I know that I personally turned away from God because I didn’t find the evidence compelling. But I can’t help but place the celebration of Hanukkah into the same bucket as not wanting to wear a Star of David or Yarmulke at school because I didn’t want to answer questions about it. I can’t help but draw a line from the Holidays to the Holocaust and to defining my Jewish identity in response to unintentional or intentional systemic anti-Semitism. And I know that I wouldn’t have begun to question my belief in God if I didn’t also have to question why I was different.

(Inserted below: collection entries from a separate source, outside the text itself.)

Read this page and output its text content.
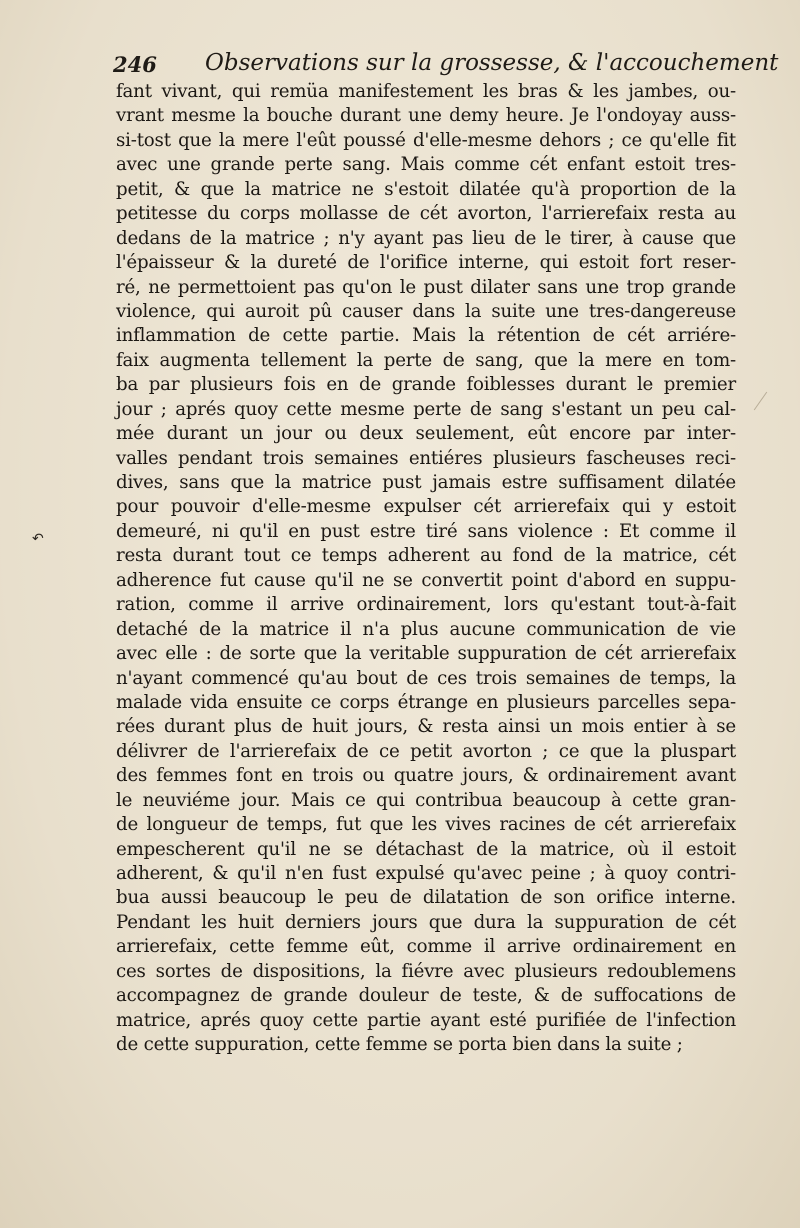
246 Observations sur la grossesse, & l'accouchement
fant vivant, qui remüa manifestement les bras & les jambes, ou-
vrant mesme la bouche durant une demy heure. Je l'ondoyay auss-
si-tost que la mere l'eût poussé d'elle-mesme dehors ; ce qu'elle fit
avec une grande perte sang. Mais comme cét enfant estoit tres-
petit, & que la matrice ne s'estoit dilatée qu'à proportion de la
petitesse du corps mollasse de cét avorton, l'arrierefaix resta au
dedans de la matrice ; n'y ayant pas lieu de le tirer, à cause que
l'épaisseur & la dureté de l'orifice interne, qui estoit fort reser-
ré, ne permettoient pas qu'on le pust dilater sans une trop grande
violence, qui auroit pû causer dans la suite une tres-dangereuse
inflammation de cette partie. Mais la rétention de cét arriére-
faix augmenta tellement la perte de sang, que la mere en tom-
ba par plusieurs fois en de grande foiblesses durant le premier
jour ; aprés quoy cette mesme perte de sang s'estant un peu cal-
mée durant un jour ou deux seulement, eût encore par inter-
valles pendant trois semaines entiéres plusieurs fascheuses reci-
dives, sans que la matrice pust jamais estre suffisament dilatée
pour pouvoir d'elle-mesme expulser cét arrierefaix qui y estoit
demeuré, ni qu'il en pust estre tiré sans violence : Et comme il
resta durant tout ce temps adherent au fond de la matrice, cét
adherence fut cause qu'il ne se convertit point d'abord en suppu-
ration, comme il arrive ordinairement, lors qu'estant tout-à-fait
detaché de la matrice il n'a plus aucune communication de vie
avec elle : de sorte que la veritable suppuration de cét arrierefaix
n'ayant commencé qu'au bout de ces trois semaines de temps, la
malade vida ensuite ce corps étrange en plusieurs parcelles sepa-
rées durant plus de huit jours, & resta ainsi un mois entier à se
délivrer de l'arrierefaix de ce petit avorton ; ce que la pluspart
des femmes font en trois ou quatre jours, & ordinairement avant
le neuviéme jour. Mais ce qui contribua beaucoup à cette gran-
de longueur de temps, fut que les vives racines de cét arrierefaix
empescherent qu'il ne se détachast de la matrice, où il estoit
adherent, & qu'il n'en fust expulsé qu'avec peine ; à quoy contri-
bua aussi beaucoup le peu de dilatation de son orifice interne.
Pendant les huit derniers jours que dura la suppuration de cét
arrierefaix, cette femme eût, comme il arrive ordinairement en
ces sortes de dispositions, la fiévre avec plusieurs redoublemens
accompagnez de grande douleur de teste, & de suffocations de
matrice, aprés quoy cette partie ayant esté purifiée de l'infection
de cette suppuration, cette femme se porta bien dans la suite ;
↶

This is the part where I am supposed to give you hope and optimism with some story about how I will be reclaiming my Jewish identity and Hanukkah. But that’s not gonna happen. The conclusions I reached are the conclusions I’m sticking with, and I still view Hanukkah as another capitalist ploy to get me to spend money and allow Christians to feel good about doing the same with their holiday. I have no interest in reclaiming it because I have interest in further upholding racial capitalism anymore than I already have to. And to anyone who thinks this makes me a buzzkill for ruining your holiday fun in a year where Christmas already sucks because the pandemic has made it hard enough for you to celebrate it: I don’t care and I shouldn’t have to. That’s the whole point of this essay.
Instead, I’m going to openly mourn the loss and distortion of my heritage and invite you to do the same. And maybe, just maybe, we’ll move toward a fairer world that examines harms and seeks to repair them. One that seeks to embody diversity and not just pay lip service to it.
Solidarity to all of my non-Christian comrades this “Holiday” season.